«Вердикт суда едва ли удовлетворит тех, кто хотел бы с помощью этого процесса предъявить тяжкие обвинения своим политическим противникам. Не обрадуются ему и те, кто стремится нагнетать узкопартийные страсти, используя для этого скорбь всего народа. Но зато его сочтут справедливым истинные патриоты Колумбии – не те, которые, тщась выпачкать кровью великого человека знамена политических партий, грозят запятнать бесчестьем и знамя нашей отчизны. Колумбийцы, этот приговор возвращает нам честь и само понятие правосудия, избавляет нас от смутного прошлого и дарует нам мирное будущее».
IX. Форма останков
Не знаю, когда именно начал я отдавать себе отчет в том, что прошлое моей страны представляется мне непостижимой и темной туманностью, истой обителью мрака, как не могу и точно вспомнить тот момент, когда все, представлявшееся мне вполне предсказуемым и внушающим доверие – страна, где я вырос, на языке которой говорил, чьи обычаи знаю, чью историю учил в школе и в университете, чье настоящее я привык толковать, делая вид, что понимаю его – стало превращаться в темную бездну, откуда выскакивают, чуть только зазеваешься, какие-то наводящие ужас создания. Я подумал, что, быть может, по этой самой причине описывают писатели места, где прошли их детство, отрочество и даже ранняя юность. Пишут ведь не о том, что знают и понимают, и уж подавно – не потому, что знают и понимают, а как раз и именно оттого, что отдают себе отчет: их постижение, их разумение – поддельные, это мираж, иллюзия, а потому и книги их ныне и присно – не более чем мастеровитые доказательства растерянности, пространные и многообразные свидетельства смятения. Все, что представлялось мне столь ясным, – думает тогда писатель, – ныне оборачивается двусмысленностями и потаенными намерениями, словно предавший нас друг. И этому озарению – неизменно болезненному, а порой и по-настоящему мучительному – отвечает он единственно доступным ему способом: пишет книгу. Ею он пытается если не ослабить, то оправдать свою растерянность, сократить расстояние между неведомым и тем, что можно постичь, а самое главное – как-то разрешить свой глубочайший разлад с непредсказуемой действительностью. «В споре с другими создается риторика, – заметил Йейтс [61]. – В споре с самим собой – рождается поэзия». А что происходит, когда оба спора идут одновременно, когда схватка с окружающим миром становится отражением или преображением подспудного, но постоянного противостояния с самим собой? И тогда пишется книга – вот как сейчас я пишу – в слепой надежде, что она будет иметь значение еще для кого-то.

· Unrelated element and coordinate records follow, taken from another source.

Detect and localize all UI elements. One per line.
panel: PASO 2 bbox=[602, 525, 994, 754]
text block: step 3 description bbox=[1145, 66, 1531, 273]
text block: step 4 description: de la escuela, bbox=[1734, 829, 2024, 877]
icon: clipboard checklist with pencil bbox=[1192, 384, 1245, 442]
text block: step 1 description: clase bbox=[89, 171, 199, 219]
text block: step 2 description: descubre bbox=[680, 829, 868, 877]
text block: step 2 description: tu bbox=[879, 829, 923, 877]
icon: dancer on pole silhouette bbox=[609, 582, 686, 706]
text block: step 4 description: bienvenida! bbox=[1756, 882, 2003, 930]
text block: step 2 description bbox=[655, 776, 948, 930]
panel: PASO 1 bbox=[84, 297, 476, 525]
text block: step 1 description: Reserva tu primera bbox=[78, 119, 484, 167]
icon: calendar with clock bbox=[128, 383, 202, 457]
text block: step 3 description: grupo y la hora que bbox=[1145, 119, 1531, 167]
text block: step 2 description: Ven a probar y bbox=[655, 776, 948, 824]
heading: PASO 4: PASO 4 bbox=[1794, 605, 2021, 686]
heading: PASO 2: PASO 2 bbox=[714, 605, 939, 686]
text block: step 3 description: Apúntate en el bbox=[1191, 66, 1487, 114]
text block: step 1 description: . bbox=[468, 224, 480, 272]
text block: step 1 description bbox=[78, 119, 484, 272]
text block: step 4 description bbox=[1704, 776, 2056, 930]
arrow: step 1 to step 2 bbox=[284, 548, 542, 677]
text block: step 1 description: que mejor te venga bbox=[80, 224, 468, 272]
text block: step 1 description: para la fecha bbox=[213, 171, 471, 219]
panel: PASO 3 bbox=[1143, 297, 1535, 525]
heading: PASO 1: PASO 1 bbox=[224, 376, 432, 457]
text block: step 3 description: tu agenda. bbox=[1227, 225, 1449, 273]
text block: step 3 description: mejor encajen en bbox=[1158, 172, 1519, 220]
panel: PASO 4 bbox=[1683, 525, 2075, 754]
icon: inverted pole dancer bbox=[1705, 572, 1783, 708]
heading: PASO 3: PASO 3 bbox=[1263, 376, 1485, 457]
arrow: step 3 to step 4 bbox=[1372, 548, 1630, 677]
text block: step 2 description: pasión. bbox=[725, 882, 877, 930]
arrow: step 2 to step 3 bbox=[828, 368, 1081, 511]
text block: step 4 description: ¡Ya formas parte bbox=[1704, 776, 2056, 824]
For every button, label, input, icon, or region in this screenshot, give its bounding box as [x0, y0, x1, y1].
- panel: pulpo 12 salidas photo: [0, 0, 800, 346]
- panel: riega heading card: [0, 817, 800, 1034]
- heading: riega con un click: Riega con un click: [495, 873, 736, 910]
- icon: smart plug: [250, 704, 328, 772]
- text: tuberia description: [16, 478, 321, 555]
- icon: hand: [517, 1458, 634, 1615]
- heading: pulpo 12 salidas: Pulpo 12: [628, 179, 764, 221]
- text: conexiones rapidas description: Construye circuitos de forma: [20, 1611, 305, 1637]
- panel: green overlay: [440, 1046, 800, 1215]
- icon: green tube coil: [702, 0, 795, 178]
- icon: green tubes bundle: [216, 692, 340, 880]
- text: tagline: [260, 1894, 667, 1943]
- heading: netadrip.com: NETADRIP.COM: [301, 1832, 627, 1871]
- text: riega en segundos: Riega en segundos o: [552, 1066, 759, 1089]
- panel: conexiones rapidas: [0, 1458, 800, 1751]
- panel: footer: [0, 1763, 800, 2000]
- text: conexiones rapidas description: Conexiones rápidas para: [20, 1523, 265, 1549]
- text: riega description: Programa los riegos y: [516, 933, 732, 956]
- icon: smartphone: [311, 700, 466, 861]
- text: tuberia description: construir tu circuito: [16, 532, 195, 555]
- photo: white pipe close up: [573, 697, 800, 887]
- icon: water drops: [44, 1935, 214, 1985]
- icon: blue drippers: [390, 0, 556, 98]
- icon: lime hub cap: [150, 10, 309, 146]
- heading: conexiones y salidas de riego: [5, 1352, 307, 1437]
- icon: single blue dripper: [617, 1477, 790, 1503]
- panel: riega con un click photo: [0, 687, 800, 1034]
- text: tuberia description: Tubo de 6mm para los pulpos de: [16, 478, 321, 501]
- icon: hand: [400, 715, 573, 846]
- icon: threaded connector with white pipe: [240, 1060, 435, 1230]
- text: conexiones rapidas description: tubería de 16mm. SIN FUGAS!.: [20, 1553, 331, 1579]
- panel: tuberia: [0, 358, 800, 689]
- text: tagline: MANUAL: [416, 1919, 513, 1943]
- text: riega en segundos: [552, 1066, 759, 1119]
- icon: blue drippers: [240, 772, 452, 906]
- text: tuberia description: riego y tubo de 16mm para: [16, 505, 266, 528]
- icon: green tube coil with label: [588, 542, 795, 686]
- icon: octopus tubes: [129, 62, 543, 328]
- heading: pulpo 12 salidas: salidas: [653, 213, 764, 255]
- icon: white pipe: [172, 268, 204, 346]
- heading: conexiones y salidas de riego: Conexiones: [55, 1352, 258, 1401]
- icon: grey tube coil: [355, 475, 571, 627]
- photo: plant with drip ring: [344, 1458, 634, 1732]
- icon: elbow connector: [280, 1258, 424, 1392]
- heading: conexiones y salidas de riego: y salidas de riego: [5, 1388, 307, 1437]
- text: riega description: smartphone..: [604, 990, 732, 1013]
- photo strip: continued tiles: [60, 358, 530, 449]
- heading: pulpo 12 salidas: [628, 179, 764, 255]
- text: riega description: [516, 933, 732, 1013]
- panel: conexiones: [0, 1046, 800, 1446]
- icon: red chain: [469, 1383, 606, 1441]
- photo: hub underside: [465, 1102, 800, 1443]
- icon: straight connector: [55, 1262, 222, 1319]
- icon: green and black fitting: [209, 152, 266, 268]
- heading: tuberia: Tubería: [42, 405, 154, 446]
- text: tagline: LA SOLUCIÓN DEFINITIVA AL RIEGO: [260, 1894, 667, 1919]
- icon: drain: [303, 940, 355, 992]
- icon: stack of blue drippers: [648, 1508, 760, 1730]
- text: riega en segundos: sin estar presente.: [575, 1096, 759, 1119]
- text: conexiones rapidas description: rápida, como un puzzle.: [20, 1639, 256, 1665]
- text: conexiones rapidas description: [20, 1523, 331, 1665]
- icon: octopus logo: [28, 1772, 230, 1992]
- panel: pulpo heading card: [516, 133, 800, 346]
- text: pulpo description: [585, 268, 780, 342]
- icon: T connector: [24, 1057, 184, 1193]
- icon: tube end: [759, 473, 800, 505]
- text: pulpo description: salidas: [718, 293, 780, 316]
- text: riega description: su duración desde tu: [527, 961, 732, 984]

Вполне вероятно, что эти мысли уже бродили в моей голове в тот день, полный нежданных открытий. В последний день февраля, пришедшийся на среду, я приехал к Карбальо в обеденный час, когда, по моим расчетам, эта ночная птица, приняв душ, была уже готова приступить к своим дневным трудам, столь же замысловатым, сколь и однообразным. И оказался прав: Карбальо встретил меня уже одетым, пусть и не столь изысканно и тщательно, как обычно, а в сером просторном свитшоте, знававшем лучшие времена. Казалось, он собрался на утреннюю пробежку, подобно одному из тех стариков, кто, после прединфаркта, пусть с большим опозданием, но исступленно берется за физические упражнения; потому спортивная одежда сидит на них неладно: смотрятся они в ней странно, кажутся чужаками, самозванцами, ряжеными, актерами, играющими ненавистную им роль. Таким вот предстал передо мной в тот день и Карлос Карбальо. То ли внешний его облик заставил меня почувствовать разлитую в воздухе меланхолию, то ли, наоборот, она определила и до известной степени создала его? Я впервые увидел его по-настоящему утомленным и подумал тогда, что работа памяти особенно утомляет нас, даже если мы вспоминаем неведомое нам прошлое (воспоминания о собственном прошлом не просто утомляют, а просто-напросто стачивают, как точит вода камень). И я, придя к Карбальо, подумал, что он так устал от того, что ради моей пользы и просвещения слишком долго и пристально всматривался в прошлое – в потаенное прошлое нашей с ним страны. Когда я опускал свой черный пустой рюкзак на пол, возле холма детективов, и усаживался с видом рассудительного ученика, то и представить себе не мог, что в этот миг начинается самый памятный день из всех, которые нам выпало пережить вместе. Не мог представить себе, что это 28 февраля я проведу очень далеко от 2014 года, что с головой окунусь в другой день, в другой отдаленный год, что буду присутствовать при довольно жутком зрелище того, как человек вспоминает все, что его мучает и терзает, причем не потому, что так хочет, а потому, что ему ничего другого не остается.